Consumers told they are in 'illness denial'

He said: "The plain truth is that we have lost 90 per cent of the advisers and salespeople who were around 25 years ago.

"Worse still, only around 40 per cent of the current adviser population bother with protection as they are fixated on investments and pensions."

He went on to say that consumers needed to be approached and advised on protection shortfalls and that it was a difficult task to make any real shift in the industry.

He added: "For years we’ve heard that robo-advice or direct to consumer sites will sort out the problem, but the reality is they only scratch the surface.

"More advisers need to get involved in protection and make contact with their clients on a regular basis."

Last month, adviser Jiten Varsani said advisers needed to change the way they spoke about protection to help close the 'protection gap'.

He urged the industry to move away from mortgage protection and towards protecting the whole person.
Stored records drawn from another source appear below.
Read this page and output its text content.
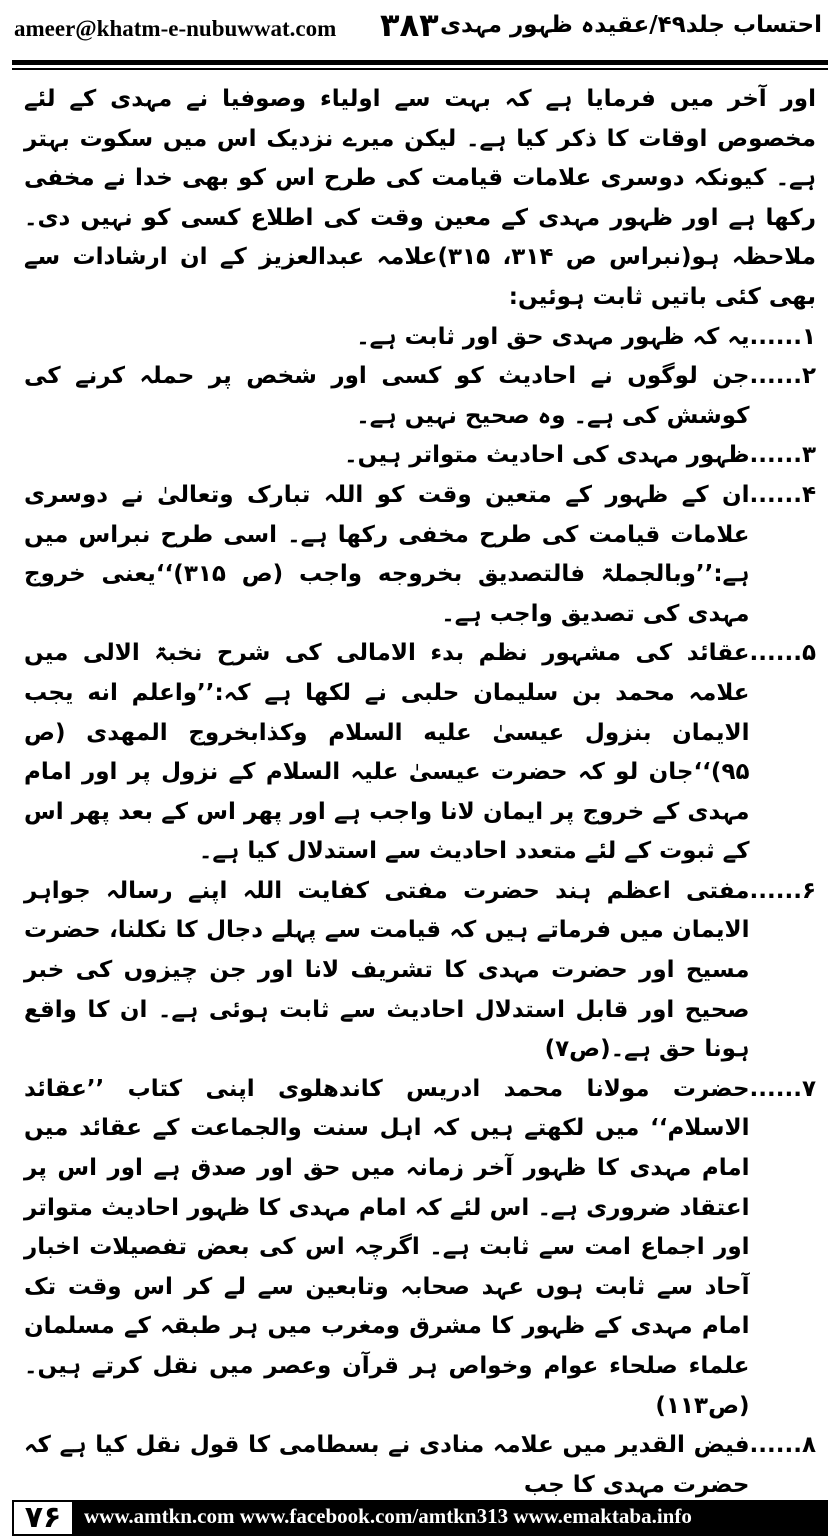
ameer@khatm-e-nubuwwat.com ۳۸۳ احتساب جلد۴۹/عقیدہ ظہور مہدی

اور آخر میں فرمایا ہے کہ بہت سے اولیاء وصوفیا نے مہدی کے لئے مخصوص اوقات کا ذکر کیا ہے۔ لیکن میرے نزدیک اس میں سکوت بہتر ہے۔ کیونکہ دوسری علامات قیامت کی طرح اس کو بھی خدا نے مخفی رکھا ہے اور ظہور مہدی کے معین وقت کی اطلاع کسی کو نہیں دی۔ ملاحظہ ہو(نبراس ص ۳۱۴، ۳۱۵)علامہ عبدالعزیز کے ان ارشادات سے بھی کئی باتیں ثابت ہوئیں:

۱......
یہ کہ ظہور مہدی حق اور ثابت ہے۔
۲......
جن لوگوں نے احادیث کو کسی اور شخص پر حملہ کرنے کی کوشش کی ہے۔ وہ صحیح نہیں ہے۔
۳......
ظہور مہدی کی احادیث متواتر ہیں۔
۴......
ان کے ظہور کے متعین وقت کو اللہ تبارک وتعالیٰ نے دوسری علامات قیامت کی طرح مخفی رکھا ہے۔ اسی طرح نبراس میں ہے:’’وبالجملۃ فالتصدیق بخروجه واجب (ص ۳۱۵)‘‘یعنی خروج مہدی کی تصدیق واجب ہے۔
۵......
عقائد کی مشہور نظم بدء الامالی کی شرح نخبۃ الالی میں علامہ محمد بن سلیمان حلبی نے لکھا ہے کہ:’’واعلم انه یجب الایمان بنزول عیسیٰ علیه السلام وکذابخروج المهدی (ص ۹۵)‘‘جان لو کہ حضرت عیسیٰ علیہ السلام کے نزول پر اور امام مہدی کے خروج پر ایمان لانا واجب ہے اور پھر اس کے بعد پھر اس کے ثبوت کے لئے متعدد احادیث سے استدلال کیا ہے۔
۶......
مفتی اعظم ہند حضرت مفتی کفایت اللہ اپنے رسالہ جواہر الایمان میں فرماتے ہیں کہ قیامت سے پہلے دجال کا نکلنا، حضرت مسیح اور حضرت مہدی کا تشریف لانا اور جن چیزوں کی خبر صحیح اور قابل استدلال احادیث سے ثابت ہوئی ہے۔ ان کا واقع ہونا حق ہے۔(ص۷)
۷......
حضرت مولانا محمد ادریس کاندھلوی اپنی کتاب ’’عقائد الاسلام‘‘ میں لکھتے ہیں کہ اہل سنت والجماعت کے عقائد میں امام مہدی کا ظہور آخر زمانہ میں حق اور صدق ہے اور اس پر اعتقاد ضروری ہے۔ اس لئے کہ امام مہدی کا ظہور احادیث متواتر اور اجماع امت سے ثابت ہے۔ اگرچہ اس کی بعض تفصیلات اخبار آحاد سے ثابت ہوں عہد صحابہ وتابعین سے لے کر اس وقت تک امام مہدی کے ظہور کا مشرق ومغرب میں ہر طبقہ کے مسلمان علماء صلحاء عوام وخواص ہر قرآن وعصر میں نقل کرتے ہیں۔(ص۱۱۳)
۸......
فیض القدیر میں علامہ منادی نے بسطامی کا قول نقل کیا ہے کہ حضرت مہدی کا جب
۷۶	www.amtkn.com www.facebook.com/amtkn313 www.emaktaba.info
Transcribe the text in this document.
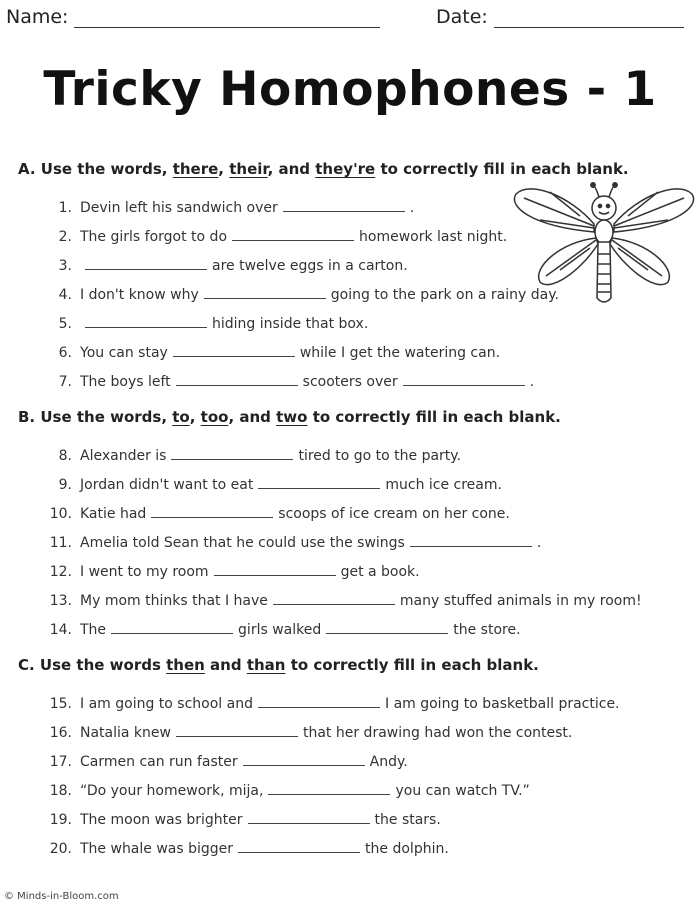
Name:	Date:
Tricky Homophones - 1
A. Use the words, there, their, and they're to correctly fill in each blank.
B. Use the words, to, too, and two to correctly fill in each blank.
C. Use the words then and than to correctly fill in each blank.
© Minds-in-Bloom.com
1. Devin left his sandwich over	.
2. The girls forgot to do	homework last night.
3.	are twelve eggs in a carton.
4. I don't know why	going to the park on a rainy day.
5.	hiding inside that box.
6. You can stay	while I get the watering can.
7. The boys left	scooters over	.
8. Alexander is	tired to go to the party.
9. Jordan didn't want to eat	much ice cream.
10. Katie had	scoops of ice cream on her cone.
11. Amelia told Sean that he could use the swings	.
12. I went to my room	get a book.
13. My mom thinks that I have	many stuffed animals in my room!
14. The	girls walked	the store.
15. I am going to school and	I am going to basketball practice.
16. Natalia knew	that her drawing had won the contest.
17. Carmen can run faster	Andy.
18. “Do your homework, mija,	you can watch TV.”
19. The moon was brighter	the stars.
20. The whale was bigger	the dolphin.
Further research from MetLife out today showed consumers were also unaware of the everyday benefits protection policies can give.

MetLife’s study of 1,064 people showed that nearly two out of five adults did not believe individual protection policies would pay out for everyday risks such as broken bones. Nearly half (49 per cent) were unsure whether protection policies covered everyday risks.

Mr Lakey said the research did not surprise him as "most consumers have only a vague awareness of the types of plan available".

He added: "Quite simply, these and many other financial products, are too uninteresting to people who have busy lives and cannot really understand or be bothered to understand the terminology.

"Add to this the general distrust of insurance and the result is this ostrich-like behaviour from consumers."

Justin Harper, head of protection marketing at LV said: "[Protection providers] recognise that life throws up all sorts of surprises where we might need some extra practical, emotional or financial support.

"We believe that protection is the bedrock of financial resilience, and not just a product that comes out of the drawer when a catastrophic life event happens."

Despite the findings, the protection industry is growing. Latest SwissRe figures showed the individual protection market grew by 5.9 per cent year-on-year, with the income protection market increasing by more than 20 per cent over the same time period.